The Clinton camp’s public response to Paula Jones’ sexual-harassment suit has been what could be called the “big-hair defense”–jokes about her working-class origins and bravado that this evangelist’s daughter from Lonoke, Arkansas, could not possibly win a “he said, she said” dispute with the President of the United States. Former Clinton adviser James Carville wisecracked that if you “drag $100 bills through trailer parks, there’s no telling what you’ll find.” Clinton lawyer Bob Bennett has dismissed the suit as “tabloid trash with a legal caption on it” and once boasted that in a trial he could win the case in 20 minutes.

But quietly, in the legal arena, Clinton has pinned his hopes on a more cautious strategy: asserting that the Constitution protects sitting Presidents from having to answer civil lawsuits. Clinton v. Jones, which is being argued in the Supreme Court this week, promises to be the most important “presidential privilege” case since the court ordered Nixon to hand over the Watergate tapes, despite his claims of confidentiality, because they were needed for a criminal prosecution.
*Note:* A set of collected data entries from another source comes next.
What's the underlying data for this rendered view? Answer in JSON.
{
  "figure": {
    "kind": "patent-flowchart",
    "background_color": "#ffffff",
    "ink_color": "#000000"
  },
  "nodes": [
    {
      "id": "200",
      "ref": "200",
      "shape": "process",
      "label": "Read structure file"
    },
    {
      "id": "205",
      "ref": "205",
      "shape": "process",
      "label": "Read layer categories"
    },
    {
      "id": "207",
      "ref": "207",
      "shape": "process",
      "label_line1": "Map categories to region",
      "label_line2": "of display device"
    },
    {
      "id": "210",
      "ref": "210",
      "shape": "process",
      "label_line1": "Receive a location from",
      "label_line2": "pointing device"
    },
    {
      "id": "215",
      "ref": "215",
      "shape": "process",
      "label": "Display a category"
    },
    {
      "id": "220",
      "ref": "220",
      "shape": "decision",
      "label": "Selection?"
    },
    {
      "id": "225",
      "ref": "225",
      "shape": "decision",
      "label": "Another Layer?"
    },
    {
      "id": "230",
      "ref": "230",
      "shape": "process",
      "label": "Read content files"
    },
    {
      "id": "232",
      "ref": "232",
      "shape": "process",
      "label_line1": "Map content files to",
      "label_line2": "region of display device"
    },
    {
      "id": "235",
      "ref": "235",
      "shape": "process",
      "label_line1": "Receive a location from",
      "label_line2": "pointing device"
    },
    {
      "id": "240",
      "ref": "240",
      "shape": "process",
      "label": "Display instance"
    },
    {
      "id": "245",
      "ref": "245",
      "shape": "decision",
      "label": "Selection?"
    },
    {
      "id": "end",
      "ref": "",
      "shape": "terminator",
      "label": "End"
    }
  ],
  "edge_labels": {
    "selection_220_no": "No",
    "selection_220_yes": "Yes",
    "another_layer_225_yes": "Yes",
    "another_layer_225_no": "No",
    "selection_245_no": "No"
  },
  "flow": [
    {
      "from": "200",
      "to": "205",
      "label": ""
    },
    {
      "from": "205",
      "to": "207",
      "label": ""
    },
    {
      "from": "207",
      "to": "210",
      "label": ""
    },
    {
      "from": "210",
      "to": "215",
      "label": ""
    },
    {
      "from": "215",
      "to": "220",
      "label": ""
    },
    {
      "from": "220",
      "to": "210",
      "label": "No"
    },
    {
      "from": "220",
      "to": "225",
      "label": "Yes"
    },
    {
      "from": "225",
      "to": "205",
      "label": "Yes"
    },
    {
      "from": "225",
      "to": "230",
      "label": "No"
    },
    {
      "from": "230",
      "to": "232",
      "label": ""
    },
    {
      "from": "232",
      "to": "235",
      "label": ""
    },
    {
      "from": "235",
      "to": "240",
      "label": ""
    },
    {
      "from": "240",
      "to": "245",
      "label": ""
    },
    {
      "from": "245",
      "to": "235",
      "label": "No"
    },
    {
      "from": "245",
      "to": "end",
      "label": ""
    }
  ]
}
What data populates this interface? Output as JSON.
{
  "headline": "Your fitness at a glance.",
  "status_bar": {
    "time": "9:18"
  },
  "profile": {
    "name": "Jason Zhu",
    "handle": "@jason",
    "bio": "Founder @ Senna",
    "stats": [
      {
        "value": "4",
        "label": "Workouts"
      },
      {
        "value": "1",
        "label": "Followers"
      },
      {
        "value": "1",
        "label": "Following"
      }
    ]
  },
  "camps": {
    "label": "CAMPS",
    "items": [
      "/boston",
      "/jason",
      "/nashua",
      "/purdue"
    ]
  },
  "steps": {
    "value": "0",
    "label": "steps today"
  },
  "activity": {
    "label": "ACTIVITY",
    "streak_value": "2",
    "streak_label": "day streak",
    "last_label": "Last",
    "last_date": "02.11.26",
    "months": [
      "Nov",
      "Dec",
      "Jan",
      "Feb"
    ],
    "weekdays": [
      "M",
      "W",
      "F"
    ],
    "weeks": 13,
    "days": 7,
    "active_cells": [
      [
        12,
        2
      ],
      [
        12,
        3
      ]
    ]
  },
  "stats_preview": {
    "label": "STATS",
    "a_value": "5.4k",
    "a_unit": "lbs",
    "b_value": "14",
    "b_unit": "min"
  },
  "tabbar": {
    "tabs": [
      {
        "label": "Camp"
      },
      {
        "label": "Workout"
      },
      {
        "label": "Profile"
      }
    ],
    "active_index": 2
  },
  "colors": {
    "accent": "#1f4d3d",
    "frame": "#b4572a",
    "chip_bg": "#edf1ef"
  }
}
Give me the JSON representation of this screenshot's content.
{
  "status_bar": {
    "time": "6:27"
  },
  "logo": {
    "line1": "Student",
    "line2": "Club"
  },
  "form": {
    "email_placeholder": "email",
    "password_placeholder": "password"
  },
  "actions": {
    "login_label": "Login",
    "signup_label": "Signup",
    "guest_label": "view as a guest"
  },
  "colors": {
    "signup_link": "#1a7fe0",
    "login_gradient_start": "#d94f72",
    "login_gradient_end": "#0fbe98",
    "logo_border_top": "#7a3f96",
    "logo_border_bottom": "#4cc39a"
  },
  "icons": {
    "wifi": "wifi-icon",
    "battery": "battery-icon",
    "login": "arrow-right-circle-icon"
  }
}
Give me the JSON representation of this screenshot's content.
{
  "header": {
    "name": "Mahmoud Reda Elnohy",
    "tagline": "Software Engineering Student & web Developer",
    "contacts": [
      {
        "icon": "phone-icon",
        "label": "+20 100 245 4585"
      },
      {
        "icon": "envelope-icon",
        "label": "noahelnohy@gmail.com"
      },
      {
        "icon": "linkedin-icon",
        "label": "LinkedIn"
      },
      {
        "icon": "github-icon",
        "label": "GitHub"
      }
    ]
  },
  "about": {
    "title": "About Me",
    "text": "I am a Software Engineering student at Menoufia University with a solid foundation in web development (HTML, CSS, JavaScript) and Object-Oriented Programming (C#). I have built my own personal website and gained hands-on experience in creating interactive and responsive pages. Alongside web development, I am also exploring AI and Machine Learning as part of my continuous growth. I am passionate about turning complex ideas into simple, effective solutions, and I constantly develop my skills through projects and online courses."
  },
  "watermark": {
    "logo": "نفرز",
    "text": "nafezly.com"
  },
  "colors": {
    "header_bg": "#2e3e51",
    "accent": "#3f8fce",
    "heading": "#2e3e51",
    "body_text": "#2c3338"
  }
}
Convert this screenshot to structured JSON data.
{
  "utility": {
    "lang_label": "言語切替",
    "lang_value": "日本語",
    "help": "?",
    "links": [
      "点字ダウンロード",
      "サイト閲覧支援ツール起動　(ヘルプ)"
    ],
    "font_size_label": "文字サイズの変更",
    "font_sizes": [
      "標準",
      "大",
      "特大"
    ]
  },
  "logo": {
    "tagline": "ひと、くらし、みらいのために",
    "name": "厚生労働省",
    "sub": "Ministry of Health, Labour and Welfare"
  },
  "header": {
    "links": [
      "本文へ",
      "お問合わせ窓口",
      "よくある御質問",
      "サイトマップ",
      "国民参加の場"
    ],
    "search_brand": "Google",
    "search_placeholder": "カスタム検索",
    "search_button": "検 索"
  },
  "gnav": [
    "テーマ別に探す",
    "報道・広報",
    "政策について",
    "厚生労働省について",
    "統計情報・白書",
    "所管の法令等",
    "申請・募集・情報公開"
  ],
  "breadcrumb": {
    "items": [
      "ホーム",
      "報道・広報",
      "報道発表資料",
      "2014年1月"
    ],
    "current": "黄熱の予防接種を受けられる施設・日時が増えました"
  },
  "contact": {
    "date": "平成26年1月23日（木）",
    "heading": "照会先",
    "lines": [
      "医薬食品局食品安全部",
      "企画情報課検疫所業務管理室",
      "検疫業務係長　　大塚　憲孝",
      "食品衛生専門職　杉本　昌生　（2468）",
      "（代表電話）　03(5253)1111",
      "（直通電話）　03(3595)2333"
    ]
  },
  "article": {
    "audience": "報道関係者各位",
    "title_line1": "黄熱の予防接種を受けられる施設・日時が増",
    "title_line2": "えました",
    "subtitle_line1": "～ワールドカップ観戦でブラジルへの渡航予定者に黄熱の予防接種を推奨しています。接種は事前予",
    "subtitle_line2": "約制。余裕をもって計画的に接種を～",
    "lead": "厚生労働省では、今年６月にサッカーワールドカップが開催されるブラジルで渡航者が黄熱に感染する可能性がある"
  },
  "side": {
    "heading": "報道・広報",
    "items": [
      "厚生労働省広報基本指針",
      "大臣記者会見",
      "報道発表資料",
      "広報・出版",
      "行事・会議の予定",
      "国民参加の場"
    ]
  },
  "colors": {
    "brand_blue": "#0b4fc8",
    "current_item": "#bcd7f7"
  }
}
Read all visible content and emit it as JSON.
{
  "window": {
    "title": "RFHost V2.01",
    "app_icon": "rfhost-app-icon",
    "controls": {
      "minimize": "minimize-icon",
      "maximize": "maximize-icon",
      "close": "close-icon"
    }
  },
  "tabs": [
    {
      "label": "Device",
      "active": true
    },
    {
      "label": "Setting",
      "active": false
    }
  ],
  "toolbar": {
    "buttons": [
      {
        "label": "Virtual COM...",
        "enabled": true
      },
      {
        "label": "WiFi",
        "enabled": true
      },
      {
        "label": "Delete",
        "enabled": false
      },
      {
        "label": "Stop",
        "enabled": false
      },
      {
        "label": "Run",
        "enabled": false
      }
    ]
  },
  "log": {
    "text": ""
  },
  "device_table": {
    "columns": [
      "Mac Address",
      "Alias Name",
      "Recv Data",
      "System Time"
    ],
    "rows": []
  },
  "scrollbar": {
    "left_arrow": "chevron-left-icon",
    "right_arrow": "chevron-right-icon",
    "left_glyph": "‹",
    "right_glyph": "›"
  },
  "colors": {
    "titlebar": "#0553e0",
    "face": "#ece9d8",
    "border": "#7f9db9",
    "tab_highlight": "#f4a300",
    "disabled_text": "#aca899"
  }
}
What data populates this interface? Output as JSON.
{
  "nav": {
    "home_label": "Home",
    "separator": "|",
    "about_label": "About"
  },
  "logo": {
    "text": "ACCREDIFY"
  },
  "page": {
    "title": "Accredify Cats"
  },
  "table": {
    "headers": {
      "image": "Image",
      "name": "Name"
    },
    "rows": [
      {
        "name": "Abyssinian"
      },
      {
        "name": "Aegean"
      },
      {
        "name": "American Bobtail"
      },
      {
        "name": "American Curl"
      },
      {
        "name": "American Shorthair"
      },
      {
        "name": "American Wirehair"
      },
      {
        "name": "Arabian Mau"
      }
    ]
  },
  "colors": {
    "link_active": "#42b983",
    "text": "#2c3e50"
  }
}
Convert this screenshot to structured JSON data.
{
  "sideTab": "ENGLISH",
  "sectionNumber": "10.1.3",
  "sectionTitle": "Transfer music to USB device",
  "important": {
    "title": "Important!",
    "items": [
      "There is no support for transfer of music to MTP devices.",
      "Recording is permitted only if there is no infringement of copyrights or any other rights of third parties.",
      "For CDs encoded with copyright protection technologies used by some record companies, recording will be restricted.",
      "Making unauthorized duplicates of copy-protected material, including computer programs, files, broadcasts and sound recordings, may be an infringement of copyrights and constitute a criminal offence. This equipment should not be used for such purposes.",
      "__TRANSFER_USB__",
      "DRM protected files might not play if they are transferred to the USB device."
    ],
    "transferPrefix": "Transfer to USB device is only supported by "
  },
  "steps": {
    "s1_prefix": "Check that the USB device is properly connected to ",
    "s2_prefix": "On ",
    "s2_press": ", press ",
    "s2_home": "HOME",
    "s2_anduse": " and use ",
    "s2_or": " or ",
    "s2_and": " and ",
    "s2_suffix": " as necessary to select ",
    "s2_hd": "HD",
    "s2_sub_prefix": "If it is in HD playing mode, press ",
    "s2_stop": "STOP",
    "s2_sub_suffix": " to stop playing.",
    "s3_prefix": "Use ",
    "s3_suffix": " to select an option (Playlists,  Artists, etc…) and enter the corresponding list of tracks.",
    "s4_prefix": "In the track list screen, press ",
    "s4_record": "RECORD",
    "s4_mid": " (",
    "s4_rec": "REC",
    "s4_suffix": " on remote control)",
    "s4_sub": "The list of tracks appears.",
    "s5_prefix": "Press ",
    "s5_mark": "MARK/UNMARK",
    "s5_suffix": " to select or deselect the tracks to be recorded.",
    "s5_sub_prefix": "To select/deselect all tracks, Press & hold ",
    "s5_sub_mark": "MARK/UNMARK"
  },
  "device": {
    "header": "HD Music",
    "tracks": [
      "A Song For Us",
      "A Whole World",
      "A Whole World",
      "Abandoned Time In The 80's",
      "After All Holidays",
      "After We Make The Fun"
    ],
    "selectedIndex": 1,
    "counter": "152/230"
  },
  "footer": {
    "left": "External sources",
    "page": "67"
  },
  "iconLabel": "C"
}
And it is shaping up to be a virtual must-win legal battle for Clinton, who is asking the Supreme Court to move beyond existing precedents–the court has as yet never decided whether a President can be sued for actions taken before he took office–to protect him from what could be the most embarrassing controversy of his presidency.

Jones’ road to the Supreme Court has been a rocky one. Her well-known claim is that Clinton saw her working at a Governor’s Quality Management Conference in Little Rock five years ago, sent a state trooper to bring her to his hotel room and ended up pulling down his pants and asking her to “kiss it.” From the day she went public with her allegations, Jones has been dogged by trouble, from a brother-in-law who went on television to doubt her (he now says he believes her) to old photos of her that were published in Penthouse. And by making an appearance on Pat Robertson’s 700 Club television show, and another with the Conservative Political Action Conference, Jones fueled suspicions that her suit was politically motivated.

But recently Jones’ claims have been receiving a more respectful hearing. Stuart Taylor, a former New York Times reporter who now works for the American Lawyer, has become Jones’ most prominent champion, arguing that hers is a strong case of sexual harassment. Taylor notes, for example, that there is solid corroborating evidence: that within a day of the alleged encounter, Jones told two friends and two sisters what happened and that her story has remained consistent. And after some investigation, Taylor found that she was fundamentally apolitical and didn’t consort with Clinton enemies until after she failed to be taken seriously.

The issue before the Supreme Court this week, however, is not the substance of Jones’ suit but whether it should go forward now. The court has previously recognized the principle of immunity for official presidential acts, but it has never extended the doctrine to acts that occurred before a President took office. Clinton, who has denied Jones’ allegations and said he has no recollection of ever meeting her, is asking the court to hold that presidential immunity requires that Jones’ lawsuit wait until he leaves office.

Clinton’s main argument for recognizing this kind of “temporary immunity” is that a President should not be required to drop affairs of state every time someone decides to sue. If this door is opened, the argument goes, Presidents will be besieged by politically motivated lawsuits. “It’s really about the people’s interest in having the President at his desk doing the job they elected him to do,” says Stanford law professor Kathleen Sullivan, who signed a pro-Clinton brief.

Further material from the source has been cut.